Homework 2

Updated until Sep 19; due Sep 26 in class.

tags: 224a 2020

1. Prove that an operator
   $T:X\to Y$ between two Banach spaces is continuous with respect to their norms if and only if it is bounded.
2. Reed and Simon VII.9a:Prove that if
   $A=A^{\ast }\in \mathcal{L}(H)$ then
   
   $$\Vert A\Vert =\underset{\Vert x\Vert =1}{sup}(x,Ax).$$
   Also do 9b: give an example showing that this is not true in general for non self-adjoint operators.
3. Prove the polarization identity (Reed and Simon Problem II.4a). Use this to show that
   $A\ge 0$ implies that
   $A=A^{\ast }$.
4. Reed and Simon VI.7.
5. Show that for any subspace
   $M\subset H$,
   $(M^{\perp }{)}^{\perp }=\bar{M}$.
6. Read the proof of the BLT theorem in Reed and Simon, Theorem I.7.
7. Reed and Simon VI.14a.
8. Reed and Simon VI.25. Assume that the underlying measure is Lebesgue measure on
   $(0,1{)}^2$.
9. Reed and Simon VI.41.
10. Prove that if
    $T_n$ is a Cauchy sequence of compact operators, then
    $T_n\to T$ for some compact
    $T$. You may use the fact that every compact operator is the norm limit of finite rank operators. hint: use a diagonalization (in the sense of logic, not linear algebra) argument.
11. Prove that if
    $T\ge 0\in K(H)$ with eigenvalues
    ${\lambda }_1\ge {\lambda }_2\ge \dots ,$ then
    
    $${\lambda }_k=\underset{V:dim(V)=k}{max}\underset{x\in V\setminus \{0\}}{min}(x,Tx)/\Vert x{\Vert }^2.$$
    This is half of the Courant-Fisher theorem.
12. Prove that if
    $T$ is trace class then there are Hilbert-Schmidt operators
    $T_1,T_2$ such that
    $T=T_1{T}_2$ (hint: use the SVD).

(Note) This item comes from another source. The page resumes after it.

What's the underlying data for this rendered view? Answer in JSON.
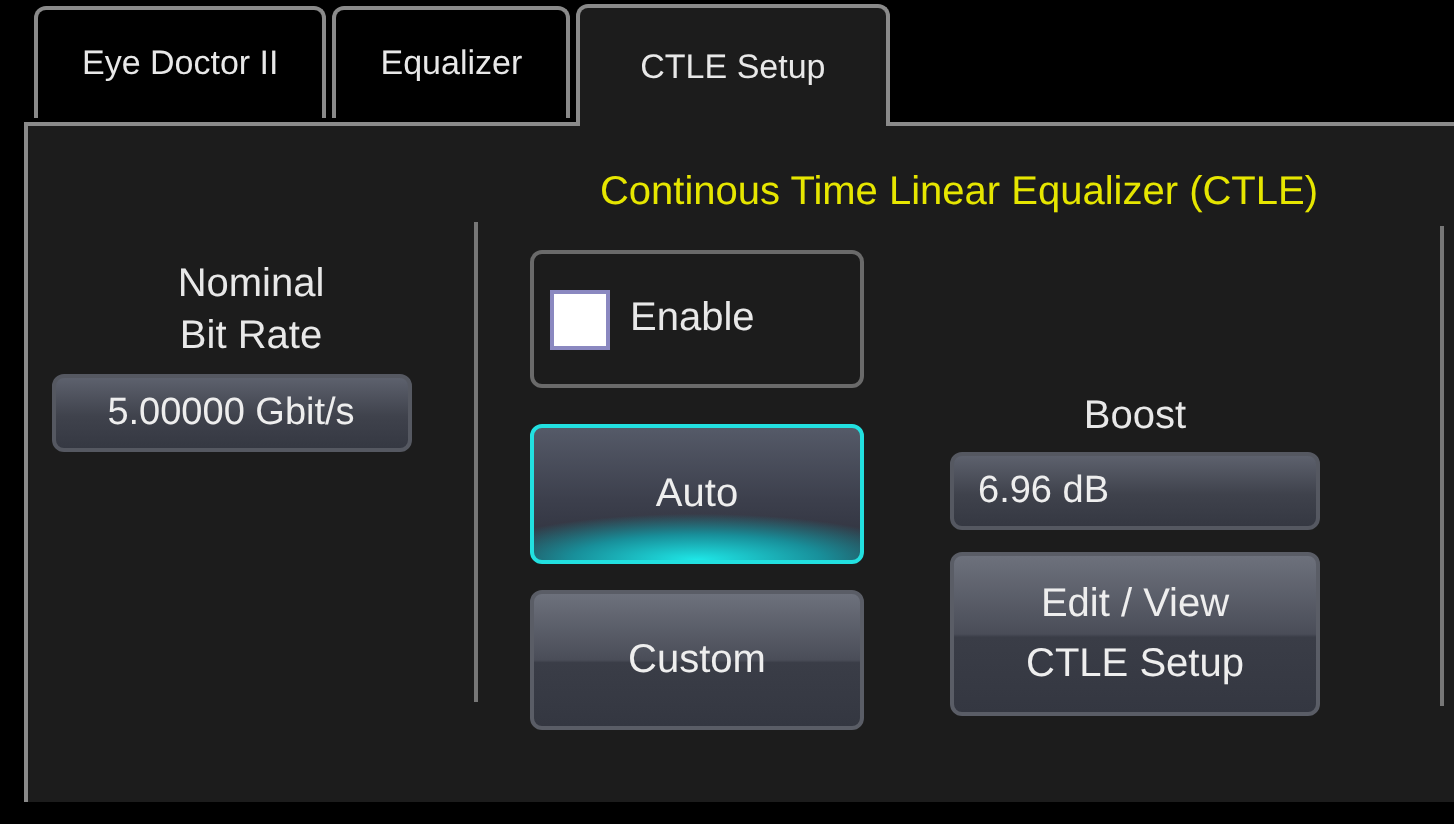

Mimicking the proof in class for positive operators, use this to show that for such
    $T$, the trace
    $${\mathrm{tr}}_{\varphi }(T)=\sum _n({\varphi }_n,T{\varphi }_n)$$
    is invariant of the choice of ONB
    $\varphi$. Conclude that
    $\mathrm{tr}(T)=\sum _n{\lambda }_n$ for all self-adjoint trace class
    $T$.
13. Give an example of a compact operator which is not trace class.